The Type 636 and its successor Type 636A hydrographic survey ships is type of Chinese survey and research vessel designed to replace earlier Type 625 and Type 635 research vessels, and is currently in service with the People's Liberation Army Navy and Chinese Coast Guard. Type 636 & 636A has received NATO reporting name Shupang class.

Type 636
Type 636 hydrographic survey ship and its successor Type 636A are both designed by of the 708th Institute of China State Shipbuilding Corporation (CSSC), which is also more commonly known as China Shipbuilding and Oceanic Engineering Design Academy (中国船舶及海洋工程设计研究)  nowadays. Special attention was given to vibration reduction measures and the internal noise generated by the ship itself was much lower than other ships of similar size. The ship was built by Wuhu Shipyard and entered service in August 1998. On November 16, 2011, it was transferred to Chinese Coast Guard. Specification:
Length (m): 129.82
Beam (m): 17
Depth (m): 8.1
Cruise speed (kn): 15
Top speed (kn): 18
Endurance (day): 60
Range (nmi): 15000
Displacement (t): 5872
Max wind scale resistance: 12

Type 636A
Type 636A is the successor of earlier Type 636. Construction of the first ship of Type 636A began at Wuhu Shipyard in May 2003 and there are   more than two dozen surveying systems installed on board.
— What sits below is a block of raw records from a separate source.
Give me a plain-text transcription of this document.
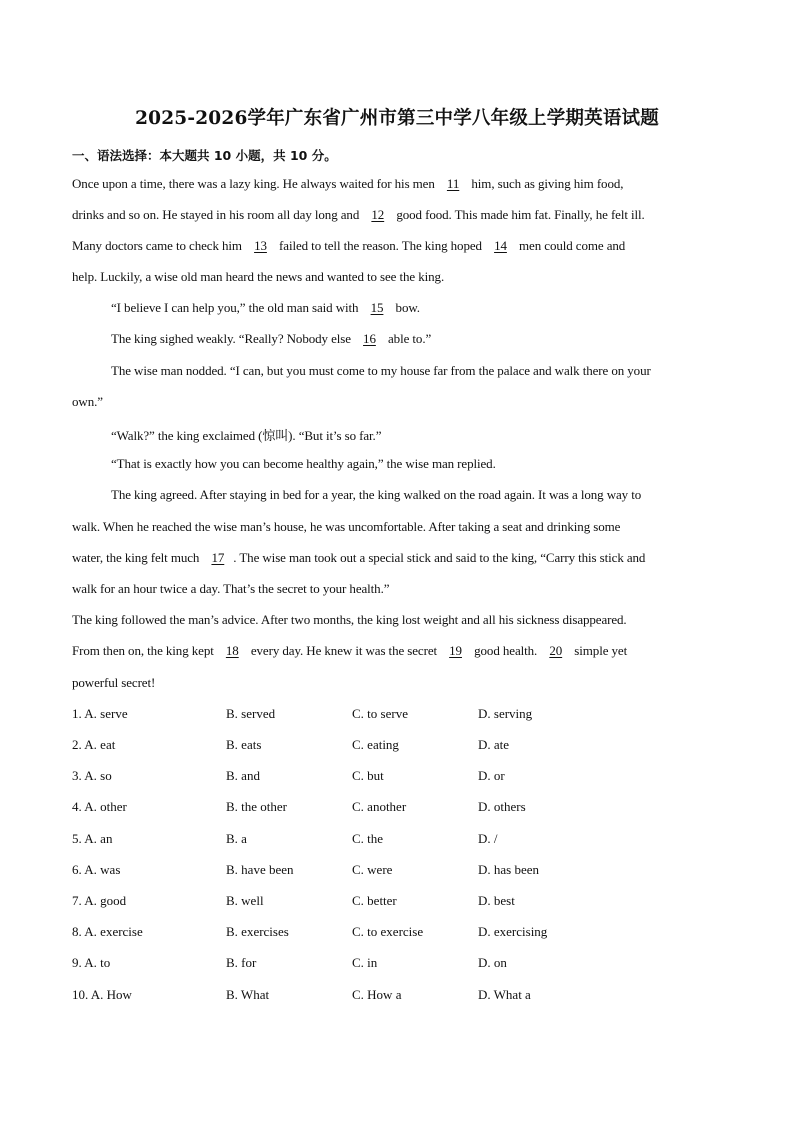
2025-2026学年广东省广州市第三中学八年级上学期英语试题
一、语法选择：本大题共 10 小题，共 10 分。
Once upon a time, there was a lazy king. He always waited for his men 11 him, such as giving him food,
drinks and so on. He stayed in his room all day long and 12 good food. This made him fat. Finally, he felt ill.
Many doctors came to check him 13 failed to tell the reason. The king hoped 14 men could come and
help. Luckily, a wise old man heard the news and wanted to see the king.
“I believe I can help you,” the old man said with 15 bow.
The king sighed weakly. “Really? Nobody else 16 able to.”
The wise man nodded. “I can, but you must come to my house far from the palace and walk there on your
own.”
“Walk?” the king exclaimed (惊叫). “But it’s so far.”
“That is exactly how you can become healthy again,” the wise man replied.
The king agreed. After staying in bed for a year, the king walked on the road again. It was a long way to
walk. When he reached the wise man’s house, he was uncomfortable. After taking a seat and drinking some
water, the king felt much 17 . The wise man took out a special stick and said to the king, “Carry this stick and
walk for an hour twice a day. That’s the secret to your health.”
The king followed the man’s advice. After two months, the king lost weight and all his sickness disappeared.
From then on, the king kept 18 every day. He knew it was the secret 19 good health. 20 simple yet
powerful secret!
1. A. serve	B. served	C. to serve	D. serving
2. A. eat	B. eats	C. eating	D. ate
3. A. so	B. and	C. but	D. or
4. A. other	B. the other	C. another	D. others
5. A. an	B. a	C. the	D. /
6. A. was	B. have been	C. were	D. has been
7. A. good	B. well	C. better	D. best
8. A. exercise	B. exercises	C. to exercise	D. exercising
9. A. to	B. for	C. in	D. on
10. A. How	B. What	C. How a	D. What a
Originally named as Ocean (Haiyang, 海洋) 20, but subsequently changed to Zhu Kezhen. The second ship of Type 636A was originally named as Ocean (Haiyang, 海洋) 22, but subsequently changed to Qian Sanqiang. Specification:*
Length (m): 129.28
Beam (m): 17
Depth (m): 8.1
Cruise speed (kn): 15
Top speed (kn): 17.5
Endurance (day): 60
Range (nmi): 15000 @ 15 kn
Displacement (t): 5883
Crew: 134

Ships
Type 636 and 636A ships are named as contemporary Chinese scientists.